Mijn trein nadert Antwerpen, stopt op station Antwerpen-Dam. Ik zie buiten het station het vrij nieuw aangelegd park. Het is stampvol. Overal zijn mensen, het zijn er duizenden. Er zijn geen kramen, geen podium, wel een stellage ergens in de verte.
De mensen hebben het leuk, dat kun je zien.
Een paar uur later in het havengebied. Grote stromen mensen richting centrum en de tram- en bushaltes. Het zijn er weer duizenden.
Ze zijn een beetje bedrukt, dat kun je zien.
Op mijn hotelkamer biedt de tv ook TV Antwerpen. Daar zie ik wat die mensen in het park deden.
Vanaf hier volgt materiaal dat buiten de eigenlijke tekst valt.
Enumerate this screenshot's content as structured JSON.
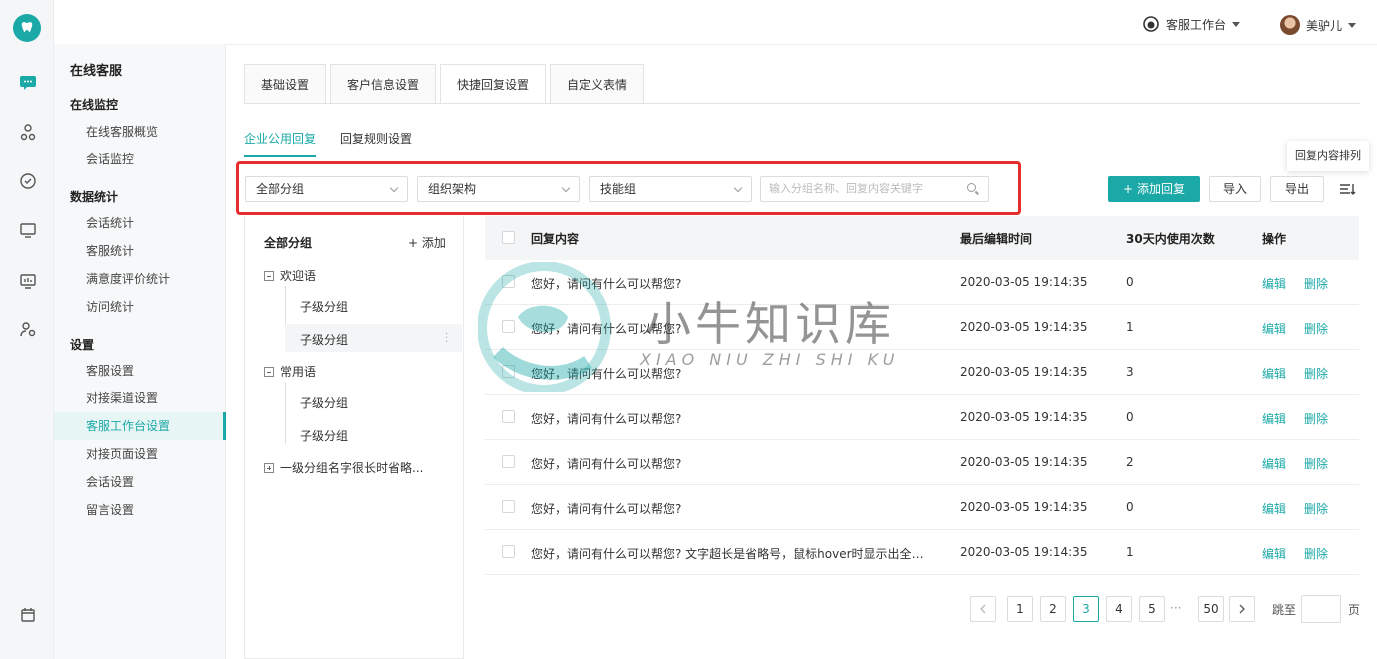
{
  "header": {
    "workbench_label": "客服工作台",
    "user_name": "美驴儿"
  },
  "subnav": {
    "title": "在线客服",
    "groups": [
      {
        "heading": "在线监控",
        "items": [
          "在线客服概览",
          "会话监控"
        ]
      },
      {
        "heading": "数据统计",
        "items": [
          "会话统计",
          "客服统计",
          "满意度评价统计",
          "访问统计"
        ]
      },
      {
        "heading": "设置",
        "items": [
          "客服设置",
          "对接渠道设置",
          "客服工作台设置",
          "对接页面设置",
          "会话设置",
          "留言设置"
        ]
      }
    ],
    "active_item": "客服工作台设置"
  },
  "top_tabs": [
    "基础设置",
    "客户信息设置",
    "快捷回复设置",
    "自定义表情"
  ],
  "sub_tabs": [
    "企业公用回复",
    "回复规则设置"
  ],
  "filters": {
    "group_select": "全部分组",
    "org_select": "组织架构",
    "skill_select": "技能组",
    "search_placeholder": "输入分组名称、回复内容关键字"
  },
  "actions": {
    "add_label": "添加回复",
    "add_icon": "+",
    "import_label": "导入",
    "export_label": "导出",
    "tooltip": "回复内容排列"
  },
  "tree": {
    "heading": "全部分组",
    "add_label": "+ 添加",
    "nodes": [
      {
        "label": "欢迎语",
        "children": [
          "子级分组",
          "子级分组"
        ]
      },
      {
        "label": "常用语",
        "children": [
          "子级分组",
          "子级分组"
        ]
      },
      {
        "label": "一级分组名字很长时省略...",
        "children": []
      }
    ]
  },
  "table": {
    "columns": [
      "回复内容",
      "最后编辑时间",
      "30天内使用次数",
      "操作"
    ],
    "rows": [
      {
        "content": "您好，请问有什么可以帮您?",
        "time": "2020-03-05 19:14:35",
        "count": "0",
        "edit": "编辑",
        "delete": "删除"
      },
      {
        "content": "您好，请问有什么可以帮您?",
        "time": "2020-03-05 19:14:35",
        "count": "1",
        "edit": "编辑",
        "delete": "删除"
      },
      {
        "content": "您好，请问有什么可以帮您?",
        "time": "2020-03-05 19:14:35",
        "count": "3",
        "edit": "编辑",
        "delete": "删除"
      },
      {
        "content": "您好，请问有什么可以帮您?",
        "time": "2020-03-05 19:14:35",
        "count": "0",
        "edit": "编辑",
        "delete": "删除"
      },
      {
        "content": "您好，请问有什么可以帮您?",
        "time": "2020-03-05 19:14:35",
        "count": "2",
        "edit": "编辑",
        "delete": "删除"
      },
      {
        "content": "您好，请问有什么可以帮您?",
        "time": "2020-03-05 19:14:35",
        "count": "0",
        "edit": "编辑",
        "delete": "删除"
      },
      {
        "content": "您好，请问有什么可以帮您? 文字超长是省略号，鼠标hover时显示出全部...",
        "time": "2020-03-05 19:14:35",
        "count": "1",
        "edit": "编辑",
        "delete": "删除"
      }
    ]
  },
  "pagination": {
    "pages": [
      "1",
      "2",
      "3",
      "4",
      "5"
    ],
    "current": "3",
    "ellipsis": "···",
    "last": "50",
    "jump_label": "跳至",
    "page_suffix": "页"
  },
  "watermark": {
    "cn": "小牛知识库",
    "en": "XIAO NIU ZHI SHI KU"
  },
  "colors": {
    "accent": "#1ba9a7",
    "highlight_box": "#e62c2c"
  }
}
Ze waren de avond ervoor via internet uitgenodigd door de reus, en waren spontaan met al die duizenden naar het park gekomen om gezellig met de reus en de kleine reuzin te picnicken.
De tv-beelden uit de haven laten het schip zien, waar de grote reus en de kleine reuzin op getakeld zijn. Ze gaan naar zee, niemand weet waarheen of voor hoe lang.
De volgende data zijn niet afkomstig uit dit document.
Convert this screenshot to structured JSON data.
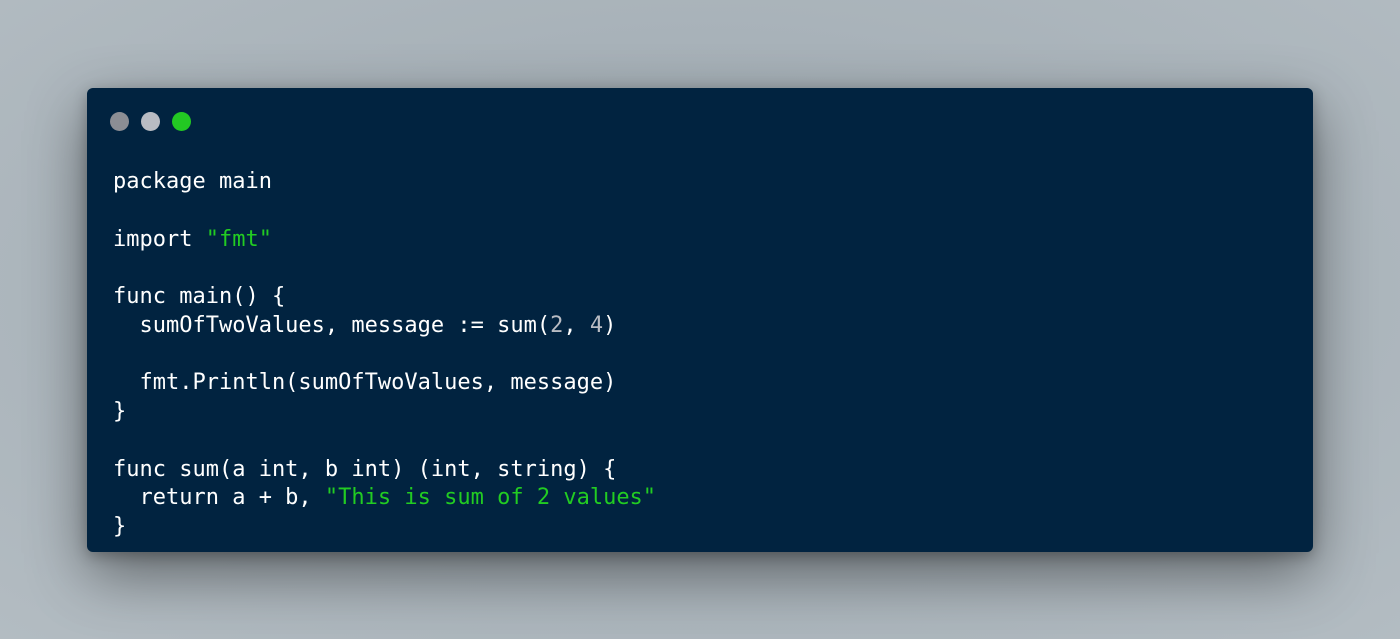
{
  "window": {
    "title_buttons": [
      {
        "name": "close",
        "color": "#8c8e94"
      },
      {
        "name": "minimize",
        "color": "#b9bcc3"
      },
      {
        "name": "zoom",
        "color": "#23c823"
      }
    ]
  },
  "colors": {
    "background": "#012340",
    "text": "#ffffff",
    "string": "#22cc22",
    "number": "#b9bcc3"
  },
  "code": {
    "language": "go",
    "lines": [
      [
        {
          "t": "plain",
          "v": "package main"
        }
      ],
      [],
      [
        {
          "t": "plain",
          "v": "import "
        },
        {
          "t": "str",
          "v": "\"fmt\""
        }
      ],
      [],
      [
        {
          "t": "plain",
          "v": "func main() {"
        }
      ],
      [
        {
          "t": "plain",
          "v": "  sumOfTwoValues, message := sum("
        },
        {
          "t": "num",
          "v": "2"
        },
        {
          "t": "plain",
          "v": ", "
        },
        {
          "t": "num",
          "v": "4"
        },
        {
          "t": "plain",
          "v": ")"
        }
      ],
      [],
      [
        {
          "t": "plain",
          "v": "  fmt.Println(sumOfTwoValues, message)"
        }
      ],
      [
        {
          "t": "plain",
          "v": "}"
        }
      ],
      [],
      [
        {
          "t": "plain",
          "v": "func sum(a int, b int) (int, string) {"
        }
      ],
      [
        {
          "t": "plain",
          "v": "  return a + b, "
        },
        {
          "t": "str",
          "v": "\"This is sum of 2 values\""
        }
      ],
      [
        {
          "t": "plain",
          "v": "}"
        }
      ]
    ]
  }
}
Dat leidt bij veel kleine maar ook grote mensen tot weemoed en zelfs tranen.
Ik wordt steeds nieuwsgieriger. Wat is hier gebeurd, vraag ik me af. Ik zie op straat posters:Met een soort journalistiek speurwerk kom ik achter het verhaal. Van de gemeente die op allerlei manieren succesvol lijkt te zijn in het terugbrengen van sfeer in een stad die de laatste jaren leek te verkillen. Van de enorme marionetten die de Franse theatergroep 'Royal de Luxe' voor het sprookje in Antwerpen maakte. Van de berichten op internet, over waar de reus was, hoe hij op zoek was naar zijn lievelingsnichtje de kleine reuzin, de uitnodiging tot picknick waar duizenden Antwerpenaren op af kwamen.
Het Nieuwsblad was er vol van, in tekst, beeld en video.
Antwerpen, een paar dagen in de ban van de Duiker en de kleine reuzin. Daar zou iedere stad met fantasie in Nederland een beetje jaloers op kunnen zijn.